If you were trying to convert your boyfriend to chick flicks, you probably wouldn't start him off with the film of Michael Cunningham's 1998 novel, The Hours.
Likewise, if you were selling literary fiction to a sci-fi or chick-lit reader, Cunningham's books would be a bad place to start. His fiction is everything that serious literature-phobes hate: packed with arty types, cultural allusions and introspective monologues.
Set in the Manhattan art world, By Nightfall has many of the themes that Cunningham's fans relish. Peter Harris is a forty-something art dealer, father of an averagely screwed-up daughter and tolerably happy with his wife, Rebecca. Or at least, tolerably unhappy; but "What couple isn't unhappy, at least part of the time?"

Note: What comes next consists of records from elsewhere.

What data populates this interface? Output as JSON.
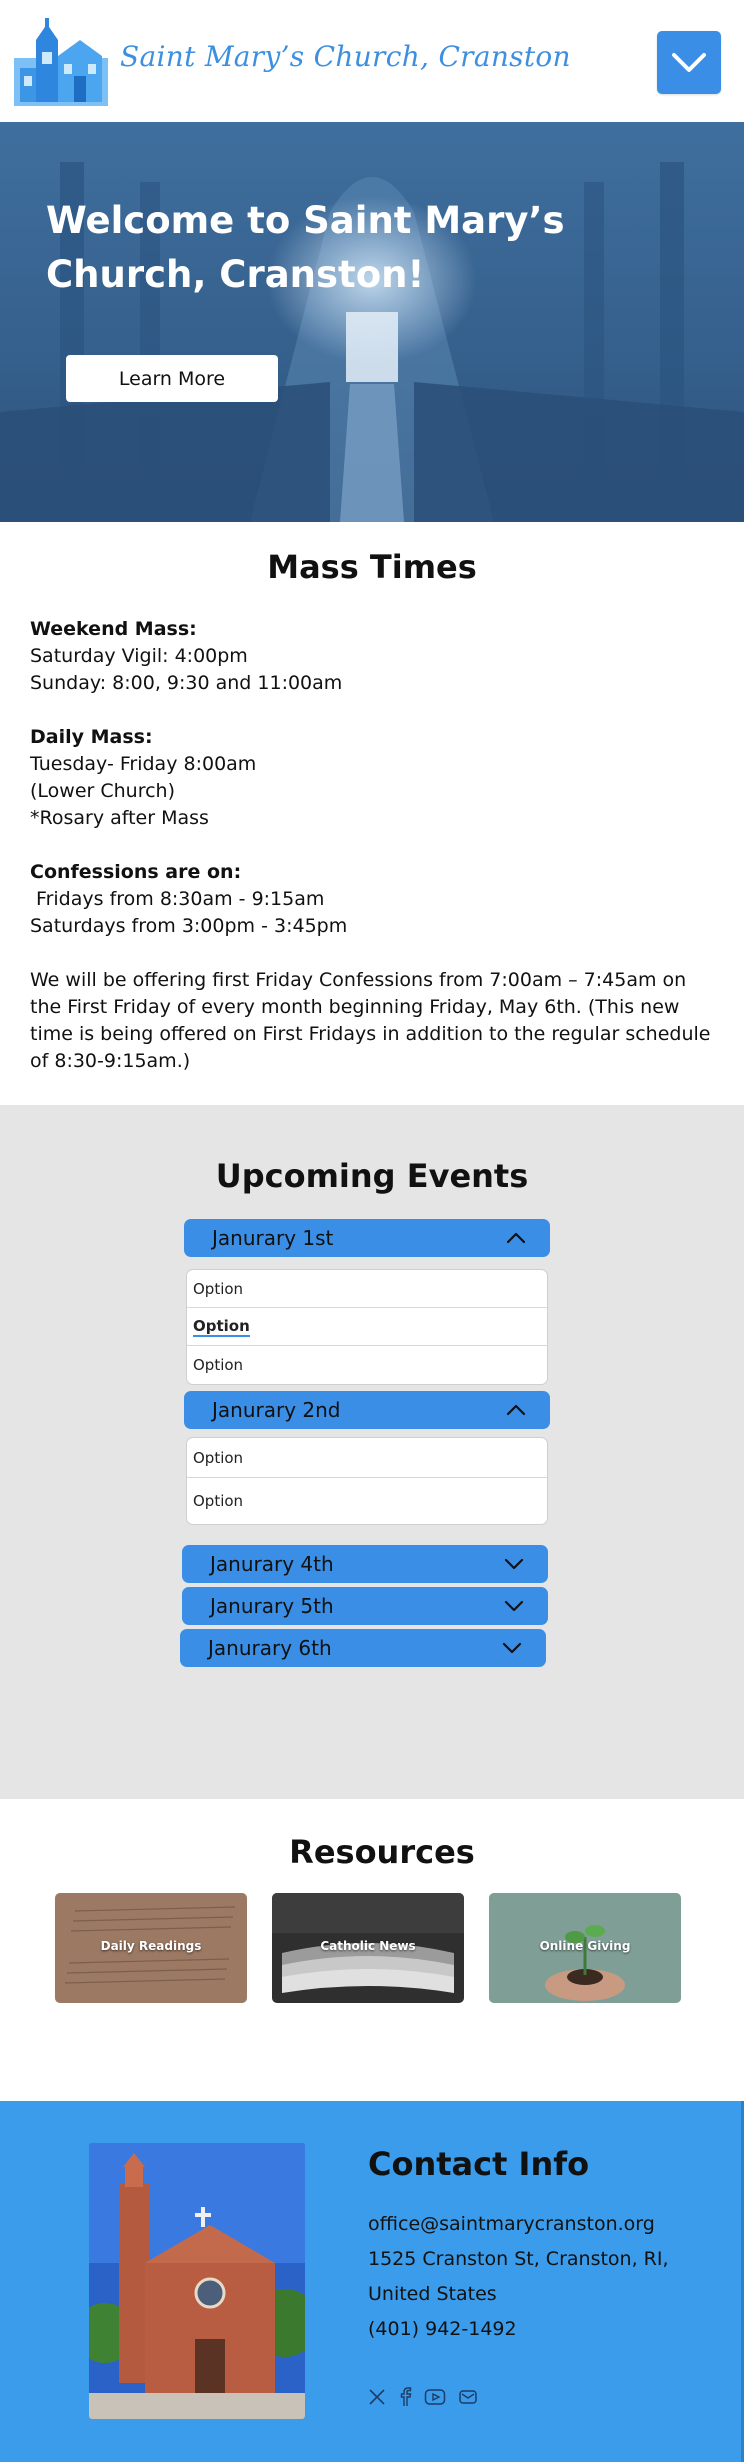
{
  "header": {
    "site_name": "Saint Mary’s Church, Cranston",
    "menu_icon": "chevron-down-icon",
    "colors": {
      "accent": "#3a8ee6",
      "brand_text": "#3d8fe0"
    }
  },
  "hero": {
    "title": "Welcome to Saint Mary’s Church, Cranston!",
    "button_label": "Learn More"
  },
  "mass_times": {
    "title": "Mass Times",
    "groups": [
      {
        "heading": "Weekend Mass:",
        "lines": [
          "Saturday Vigil: 4:00pm",
          "Sunday: 8:00, 9:30 and 11:00am"
        ]
      },
      {
        "heading": "Daily Mass:",
        "lines": [
          "Tuesday- Friday 8:00am",
          "(Lower Church)",
          "*Rosary after Mass"
        ]
      },
      {
        "heading": "Confessions are on:",
        "lines": [
          " Fridays from 8:30am - 9:15am",
          "Saturdays from 3:00pm - 3:45pm"
        ]
      }
    ],
    "note": "We will be offering first Friday Confessions from 7:00am – 7:45am on the First Friday of every month beginning Friday, May 6th. (This new time is being offered on First Fridays in addition to the regular schedule of 8:30-9:15am.)"
  },
  "events": {
    "title": "Upcoming Events",
    "items": [
      {
        "label": "Janurary 1st",
        "expanded": true,
        "options": [
          "Option",
          "Option",
          "Option"
        ],
        "active_option": 1
      },
      {
        "label": "Janurary 2nd",
        "expanded": true,
        "options": [
          "Option",
          "Option"
        ],
        "active_option": -1
      },
      {
        "label": "Janurary 4th",
        "expanded": false,
        "options": []
      },
      {
        "label": "Janurary 5th",
        "expanded": false,
        "options": []
      },
      {
        "label": "Janurary 6th",
        "expanded": false,
        "options": []
      }
    ]
  },
  "resources": {
    "title": "Resources",
    "cards": [
      {
        "label": "Daily Readings"
      },
      {
        "label": "Catholic News"
      },
      {
        "label": "Online Giving"
      }
    ]
  },
  "contact": {
    "title": "Contact Info",
    "email": "office@saintmarycranston.org",
    "address": "1525 Cranston St, Cranston, RI, United States",
    "phone": "(401) 942-1492",
    "social_icons": [
      "x-icon",
      "facebook-icon",
      "youtube-icon",
      "email-icon"
    ]
  }
}
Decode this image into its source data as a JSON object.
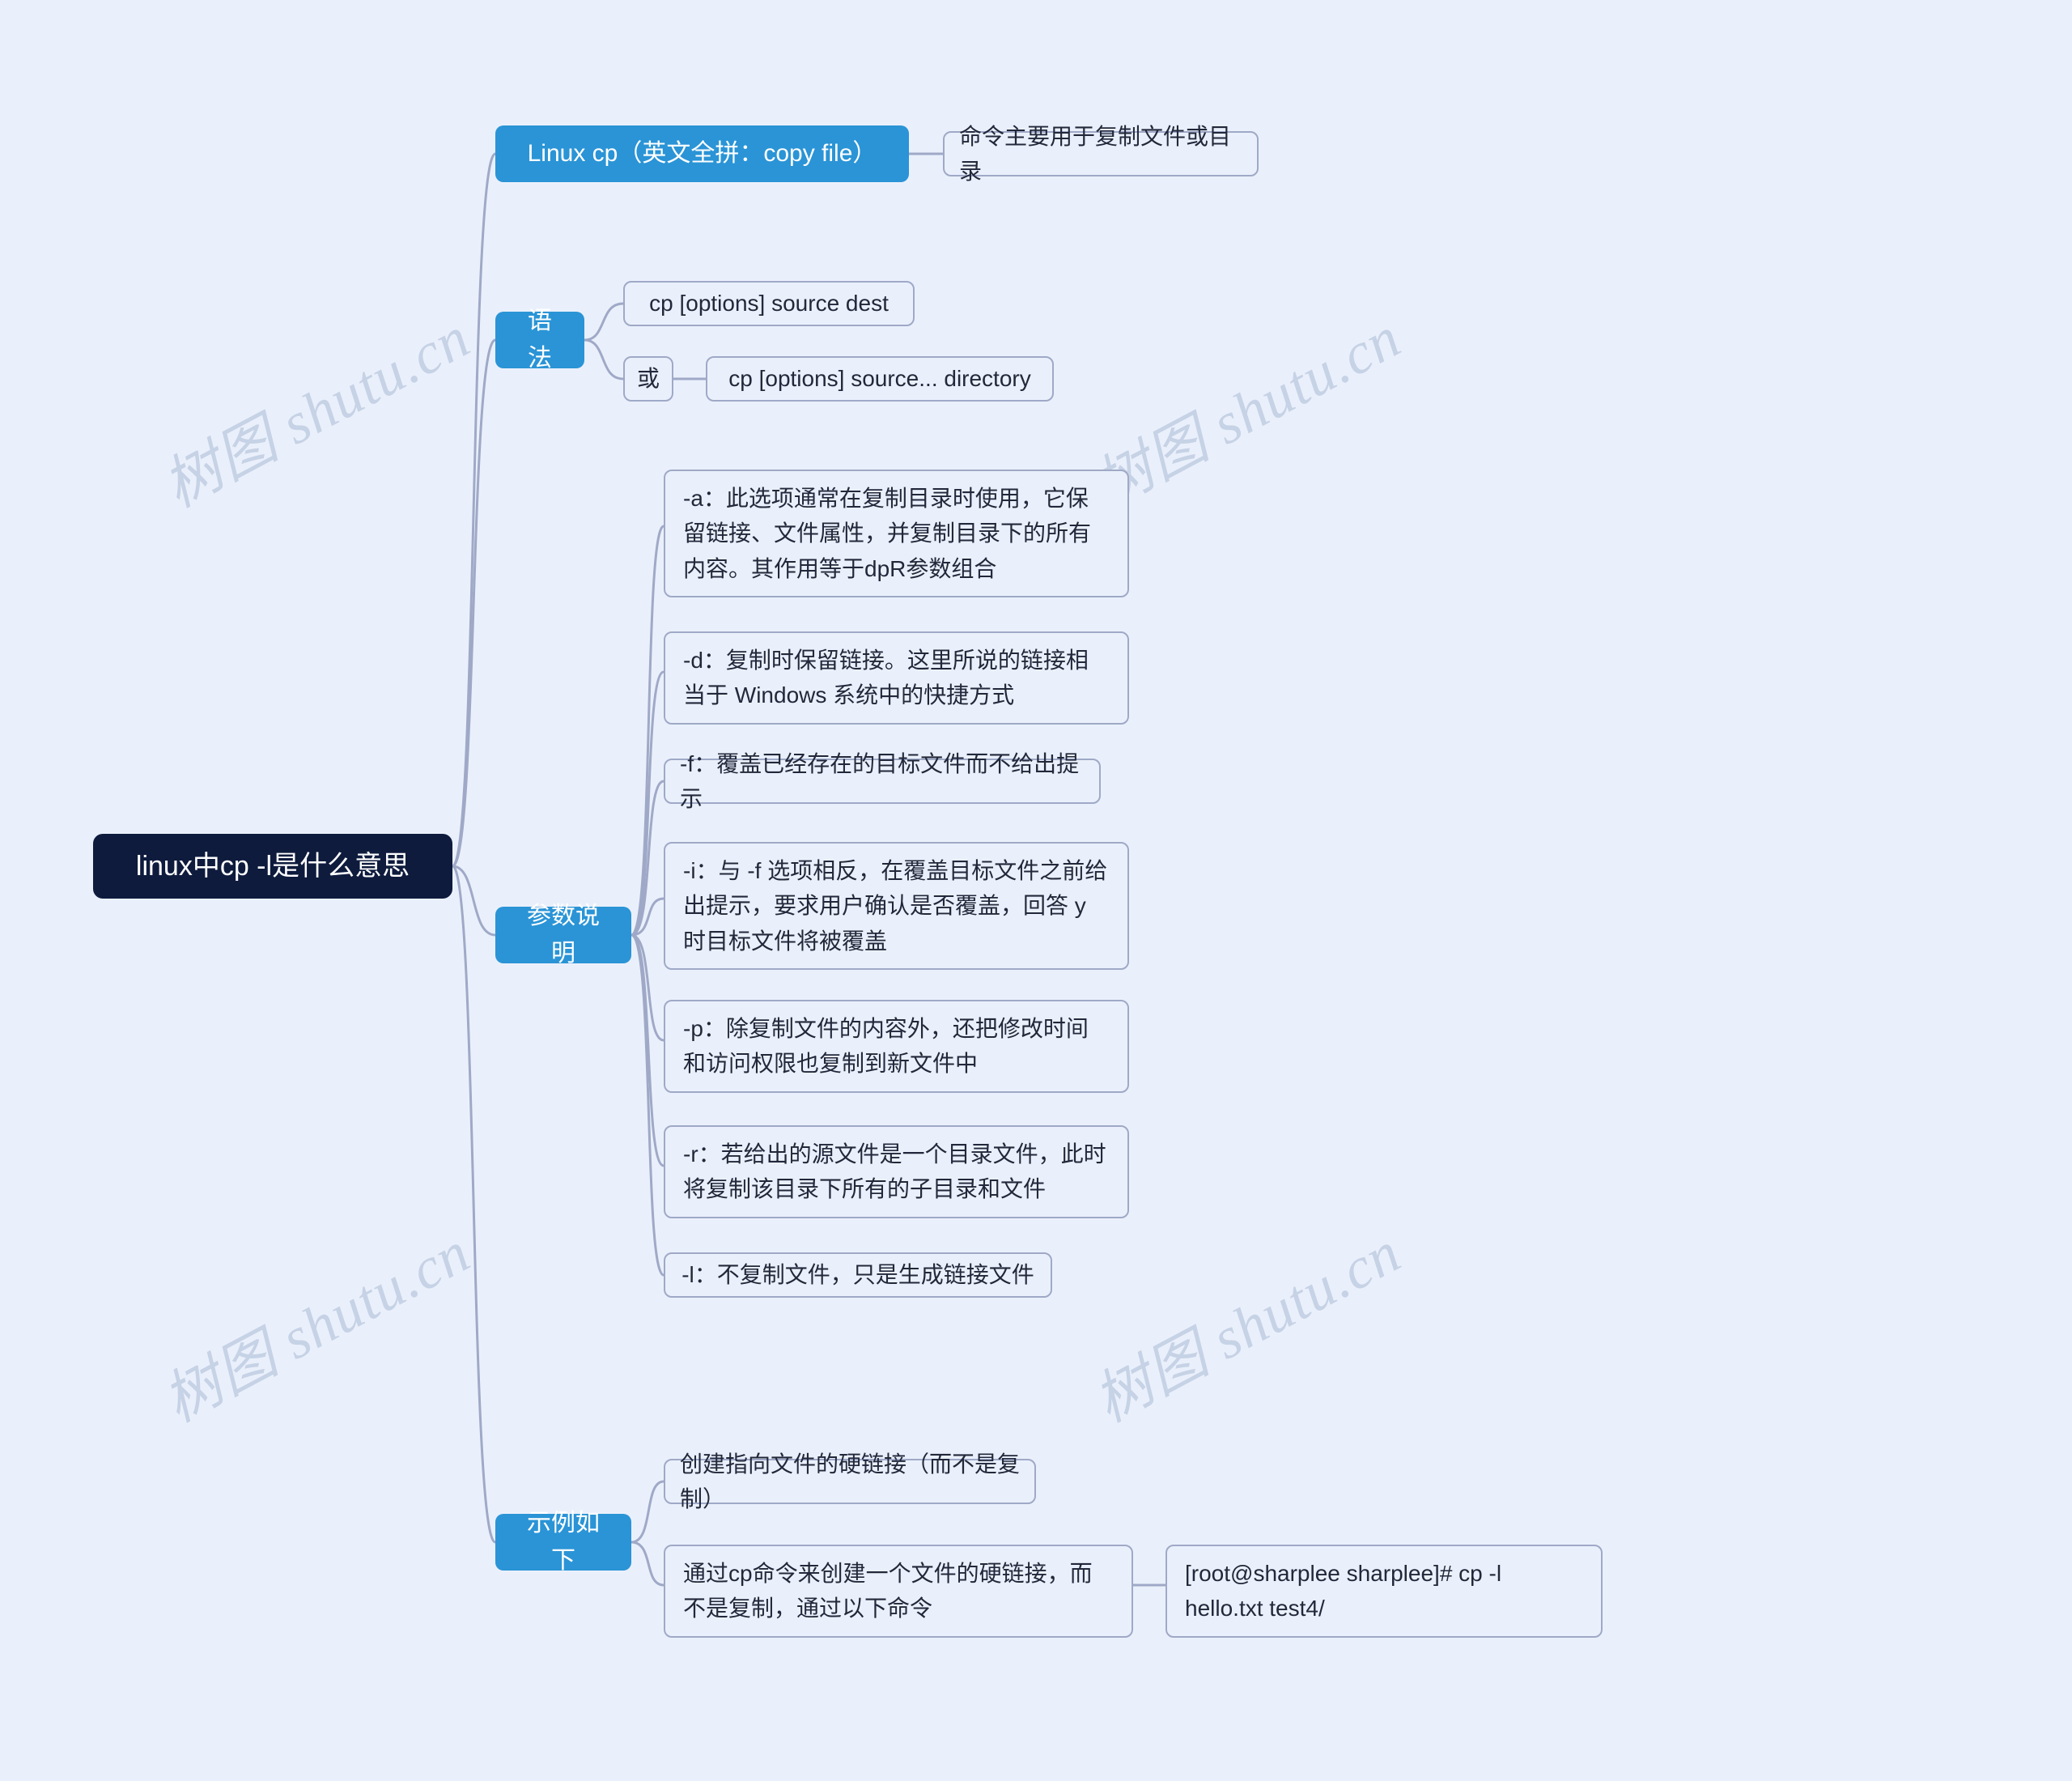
{
  "root": {
    "title": "linux中cp -l是什么意思"
  },
  "branches": {
    "intro": {
      "label": "Linux cp（英文全拼：copy file）",
      "desc": "命令主要用于复制文件或目录"
    },
    "syntax": {
      "label": "语法",
      "line1": "cp [options] source dest",
      "or": "或",
      "line2": "cp [options] source... directory"
    },
    "params": {
      "label": "参数说明",
      "a": "-a：此选项通常在复制目录时使用，它保留链接、文件属性，并复制目录下的所有内容。其作用等于dpR参数组合",
      "d": "-d：复制时保留链接。这里所说的链接相当于 Windows 系统中的快捷方式",
      "f": "-f：覆盖已经存在的目标文件而不给出提示",
      "i": "-i：与 -f 选项相反，在覆盖目标文件之前给出提示，要求用户确认是否覆盖，回答 y 时目标文件将被覆盖",
      "p": "-p：除复制文件的内容外，还把修改时间和访问权限也复制到新文件中",
      "r": "-r：若给出的源文件是一个目录文件，此时将复制该目录下所有的子目录和文件",
      "l": "-l：不复制文件，只是生成链接文件"
    },
    "example": {
      "label": "示例如下",
      "e1": "创建指向文件的硬链接（而不是复制）",
      "e2": "通过cp命令来创建一个文件的硬链接，而不是复制，通过以下命令",
      "cmd": "[root@sharplee sharplee]# cp -l hello.txt test4/"
    }
  },
  "watermark": "树图 shutu.cn"
}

A beautiful, chapter-long flashback (a Cunningham-esque trope) recalls a childhood holiday, when Peter watched his gay older brother in a lake with a beautiful girlfriend and experienced a defining moment of love and youth: "a pure, thrilling, and slightly terrifying apprehension of what he will later call beauty." His brother later died of AIDS -- a loss with which Peter is tolerably obsessed.
An edgy triangle is set up from the outset when Rebecca's feckless, drug-addicted younger brother comes to stay. His name is Ethan, but they call him Mizzy. Peter interrupts Mizzy in the shower, having mistaken the steamy outline for his wife's, and from this point, events spiral unconvincingly out of control. Listening to Mizzy masturbating in the next room, Peter contemplates: "Isn't this part of what you keep looking for in art -- rescue from solitude and subjectivity . . . the human mystery simultaneously illuminated and deepened." Well yes, either that or you're just an old perv.
There are subtle, tender moments here about art, ageing and disappointment, but they are nearly lost amid the navel-gazing. This is an interesting novel of ideas; but don't inflict it on your boyfriend.